Endlich wissen, was los ist

Aufgrund der Seltenheit der Erkrankung und der Vielfalt der klinischen Erscheinungsformen kann die vollumfängliche Diagnose von FD/MAS oft lange dauern. Nachdem ein Kinder- oder Hausarzt:in die spezifische Situation erstmals beurteilt hat, ist meist eine Überweisung an erfahrene Spezialist:innen, welche sich mit Knochenstoffwechselstörungen und seltenen Erkrankungen auskennen, ratsam.

Dennoch treffen neu diagnostizierte Patient:innen und ihre Familien oft auf Facharzt:innen, die nur über begrenzte Kenntnisse der Erkrankung verfügen. Dies führt dazu, dass die Patient:innen oftmals keine vollständige Aufklärung über ihr Krankheitsbild und ihre Behandlungsmöglichkeiten erhalten. Denn auch in Deutschland gibt es nur wenige Ärzt:innen, die regelmäßig Patient:innen mit FD/MAS betreuen. 

Zusätzlich zur Seltenheit der Erkrankung, den Wissenslücken hinsichtlich Pathogenese und Krankheitsverlauf, erschwert ein Mangel an klinischen Studien die Behandlung. Spezialisierte Facharzt:innen für FD/MAS besitzen Kenntnisse über die aktuelle Studienlage. Sie können über neueste Behandlungsmöglichkeiten aufklären und gegebenenfalls die Teilnahme an einer Studie bewerten oder einleiten.

Erscheinungsformen und Verbreitung

FD/MAS und der Verlauf erklärt

Die fibröse Dysplasie (FD) ist seit langem als komplexe Erkrankung mit vielfältigen Erscheinungsformen und unterschiedlichen klinischen Verläufen bekannt. Sie kann Menschen jeden Alters betreffen, tritt jedoch am häufigsten im Kindes- oder Jugendalter auf.

Die seltene Erkrankung ist durch abnormales Wachstum und die Entwicklung von fibrösem Gewebe in einem oder mehreren Knochenbereichen gekennzeichnet. Sie tritt entweder als monostotische Form mit Läsionen innerhalb eines einzelnen Knochens auf oder betrifft mehrere Knochen des Skeletts als polyostotische FD und ist mosaikartig verteilt. Treten darüber hinaus zusätzliche Merkmale wie hormonelle Regulationsstörungen und Hauterscheinungen auf, wird das Krankheitsbild zusammen als fibröse Dysplasie/McCune-Albright-Syndrom (FD/MAS) bezeichnet. Das McCune-Albright-Syndrom (MAS) wurde bislang meist als eine Trias aus Hyperpigmentierung der Haut, vorzeitiger Pubertät und FD definiert. Obwohl dies eine häufige Konstellation von Merkmalen ist, spiegelt sie die Komplexität der Erkrankung nicht genau wider. 

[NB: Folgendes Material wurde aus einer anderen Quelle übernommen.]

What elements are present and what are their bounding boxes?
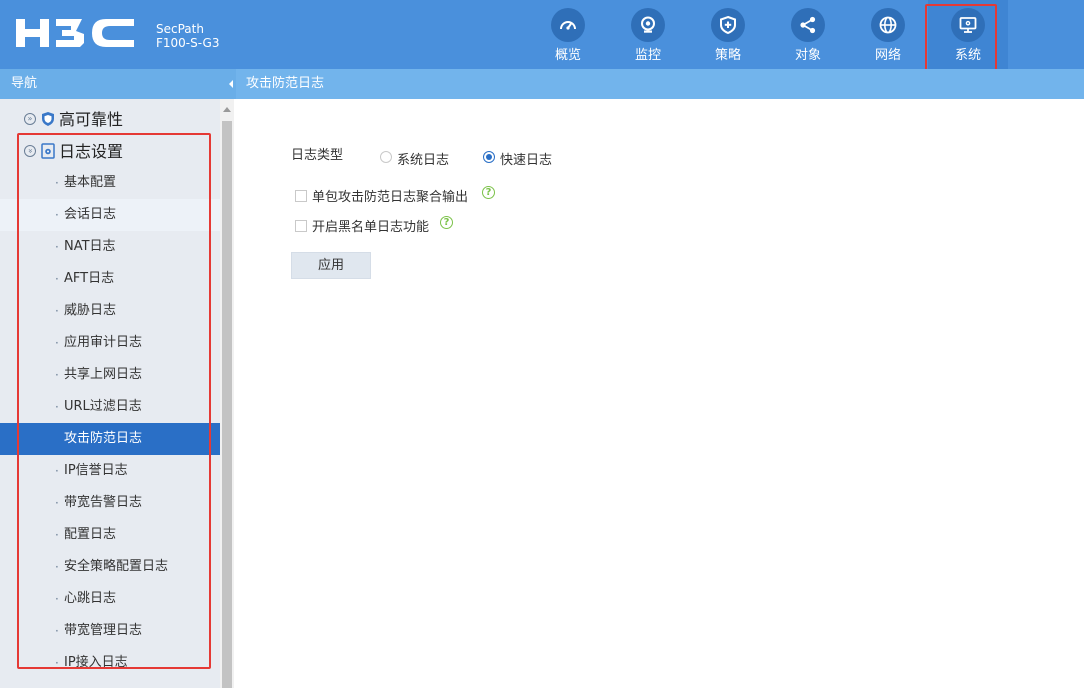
checkbox-blacklist-log-label: 开启黑名单日志功能: [312, 220, 430, 235]
sidebar-item-label: 会话日志: [64, 207, 117, 222]
sidebar-item-bandwidth-alarm-log[interactable]: · 带宽告警日志: [0, 487, 220, 519]
gauge-icon: [551, 8, 585, 42]
bullet-icon: ·: [55, 592, 59, 606]
sidebar-item-label: 安全策略配置日志: [64, 559, 169, 574]
nav-system-label: 系统: [954, 48, 981, 63]
sidebar-item-label: NAT日志: [64, 239, 116, 254]
sidebar-item-aft-log[interactable]: · AFT日志: [0, 263, 220, 295]
nav-object-label: 对象: [794, 48, 821, 63]
bullet-icon: ·: [55, 304, 59, 318]
sidebar: » 高可靠性 » 日志设置 · 基本配置 · 会话日志 · NAT日志 · AFT日志 …: [0, 99, 220, 688]
bullet-icon: ·: [55, 272, 59, 286]
product-name: SecPath F100-S-G3: [156, 22, 219, 50]
help-icon[interactable]: ?: [482, 186, 495, 199]
tree-group-log-settings[interactable]: » 日志设置: [0, 135, 220, 167]
collapse-icon[interactable]: »: [24, 145, 36, 157]
sidebar-item-ip-access-log[interactable]: · IP接入日志: [0, 647, 220, 679]
apply-button[interactable]: 应用: [291, 252, 371, 279]
nav-system[interactable]: 系统: [928, 0, 1008, 69]
sidebar-item-label: 带宽告警日志: [64, 495, 143, 510]
sidebar-item-shared-access-log[interactable]: · 共享上网日志: [0, 359, 220, 391]
tree-group-label: 高可靠性: [59, 110, 124, 129]
page-title: 攻击防范日志: [236, 69, 1084, 99]
sidebar-item-label: 基本配置: [64, 175, 117, 190]
bullet-icon: ·: [55, 400, 59, 414]
sidebar-item-label: 应用审计日志: [64, 335, 143, 350]
log-type-label: 日志类型: [291, 148, 344, 163]
bullet-icon: ·: [55, 336, 59, 350]
sidebar-collapse-handle[interactable]: [228, 69, 236, 99]
tree-group-label: 日志设置: [59, 142, 124, 161]
sidebar-item-label: 共享上网日志: [64, 367, 143, 382]
radio-system-log-label: 系统日志: [397, 153, 450, 168]
nav-overview-label: 概览: [554, 48, 581, 63]
bullet-icon: ·: [55, 240, 59, 254]
scroll-up-icon[interactable]: [223, 107, 231, 112]
bullet-icon: ·: [55, 656, 59, 670]
sidebar-item-label: 心跳日志: [64, 591, 117, 606]
sidebar-title: 导航: [0, 69, 228, 99]
checkbox-single-packet-aggregate[interactable]: [295, 190, 307, 202]
sidebar-item-security-policy-config-log[interactable]: · 安全策略配置日志: [0, 551, 220, 583]
nav-monitor[interactable]: 监控: [608, 0, 688, 69]
checkbox-single-packet-aggregate-label: 单包攻击防范日志聚合输出: [312, 190, 469, 205]
sidebar-scrollbar[interactable]: [220, 99, 234, 688]
scrollbar-thumb[interactable]: [222, 121, 232, 688]
sidebar-item-label: 配置日志: [64, 527, 117, 542]
sidebar-item-nat-log[interactable]: · NAT日志: [0, 231, 220, 263]
bullet-icon: ·: [55, 368, 59, 382]
globe-icon: [871, 8, 905, 42]
bullet-icon: ·: [55, 624, 59, 638]
nav-policy[interactable]: 策略: [688, 0, 768, 69]
camera-icon: [631, 8, 665, 42]
nav-object[interactable]: 对象: [768, 0, 848, 69]
sidebar-item-basic-config[interactable]: · 基本配置: [0, 167, 220, 199]
bullet-icon: ·: [55, 464, 59, 478]
sidebar-item-config-log[interactable]: · 配置日志: [0, 519, 220, 551]
sidebar-item-label: 威胁日志: [64, 303, 117, 318]
sidebar-item-app-audit-log[interactable]: · 应用审计日志: [0, 327, 220, 359]
sidebar-item-ip-reputation-log[interactable]: · IP信誉日志: [0, 455, 220, 487]
help-icon[interactable]: ?: [440, 216, 453, 229]
sidebar-item-label: AFT日志: [64, 271, 115, 286]
sidebar-item-label: URL过滤日志: [64, 399, 142, 414]
nav-network-label: 网络: [874, 48, 901, 63]
product-line-2: F100-S-G3: [156, 36, 220, 50]
sidebar-item-heartbeat-log[interactable]: · 心跳日志: [0, 583, 220, 615]
nav-network[interactable]: 网络: [848, 0, 928, 69]
radio-fast-log[interactable]: [483, 151, 495, 163]
nav-overview[interactable]: 概览: [528, 0, 608, 69]
expand-icon[interactable]: »: [24, 113, 36, 125]
share-icon: [791, 8, 825, 42]
sidebar-item-label: IP接入日志: [64, 655, 128, 670]
h3c-logo: [16, 19, 134, 47]
product-line-1: SecPath: [156, 22, 204, 36]
nav-policy-label: 策略: [714, 48, 741, 63]
checkbox-blacklist-log[interactable]: [295, 220, 307, 232]
sidebar-item-url-filter-log[interactable]: · URL过滤日志: [0, 391, 220, 423]
radio-system-log[interactable]: [380, 151, 392, 163]
nav-monitor-label: 监控: [634, 48, 661, 63]
sidebar-item-session-log[interactable]: · 会话日志: [0, 199, 220, 231]
sidebar-item-bandwidth-mgmt-log[interactable]: · 带宽管理日志: [0, 615, 220, 647]
monitor-gear-icon: [951, 8, 985, 42]
sidebar-item-label: 带宽管理日志: [64, 623, 143, 638]
radio-fast-log-label: 快速日志: [500, 153, 553, 168]
bullet-icon: ·: [55, 176, 59, 190]
sidebar-item-attack-defense-log[interactable]: ·攻击防范日志: [0, 423, 220, 455]
sidebar-item-threat-log[interactable]: · 威胁日志: [0, 295, 220, 327]
bullet-icon: ·: [55, 496, 59, 510]
shield-icon: [42, 112, 54, 126]
shield-plus-icon: [711, 8, 745, 42]
tree-group-high-availability[interactable]: » 高可靠性: [0, 103, 220, 135]
main-panel: 日志类型 系统日志 快速日志 单包攻击防范日志聚合输出 ? 开启黑名单日志功能 …: [236, 99, 1084, 688]
top-header: SecPath F100-S-G3 概览 监控 策略 对象 网络 系统: [0, 0, 1084, 76]
bullet-icon: ·: [55, 528, 59, 542]
app-window: SecPath F100-S-G3 概览 监控 策略 对象 网络 系统 导航 »…: [0, 0, 1084, 688]
sidebar-item-label: 攻击防范日志: [64, 431, 143, 446]
sidebar-item-label: IP信誉日志: [64, 463, 128, 478]
bullet-icon: ·: [55, 208, 59, 222]
bullet-icon: ·: [55, 560, 59, 574]
doc-gear-icon: [41, 143, 55, 159]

Klinisch kann FD/MAS mit einer Vielzahl von Symptomen einhergehen, darunter:

  • Knochenschmerzen
  • Deformitäten
  • Frakturen
  • Funktionsbeeinträchtigungen
 

FD/MAS folgt einem altersabhängigen Muster der Krankheitsentwicklung. FD-Läsionen schreiten während der Kindheit fort und die endgültige Ausprägung der Skelettstruktur wird im frühen Erwachsenenalter erreicht. Erkrankungen des endokrinen Systems treten typischerweise im Kindesalter auf, können jedoch in seltenen Fällen auch später im Erwachsenenalter auftreten.

Laut unterschiedlichen Erhebungen hat FD/MAS eine Häufigkeit von 1:100.000 und 1:1.000.000 in der Allgemeinbevölkerung. In Expertenkreisen geht man jedoch davon aus, dass die tatsächliche Zahl deutlich höher ist und viele Betroffenen bislang nicht diagnostiziert wurden.  

Quelle: Javaid, M.K., Boyce, A., Appelman-Dijkstra, N. et al. Best practice management guidelines for fibrous dysplasia/McCune-Albright syndrome: a consensus statement from the FD/MAS international consortium. Orphanet J Rare Dis 14, 139 (2019). https://doi.org/10.1186/s13023-019-1102-9

Ursache und Behandlung

Veränderungen im GNAS-Gen

FD/MAS entsteht durch genetische Veränderungen im GNAS-Gen. Diese ereignet sich früh in der Embryonalentwicklung und trifft nur einen Teil der Körperzellen. Es besteht daher bei den Betroffenen eine mosaikartige Verteilung dieser betroffenen zwischen ansonsten unveränderten Zellen des Körpers. Im Skelett führt dies dazu, dass normales Knochengewebe durch expansives fibröses Gewebe ersetzt wird. Je nachdem welche und wie viel Gewebe betroffen sind, ist die Ausprägung und der Verlauf der Erkrankung sehr unterschiedlich.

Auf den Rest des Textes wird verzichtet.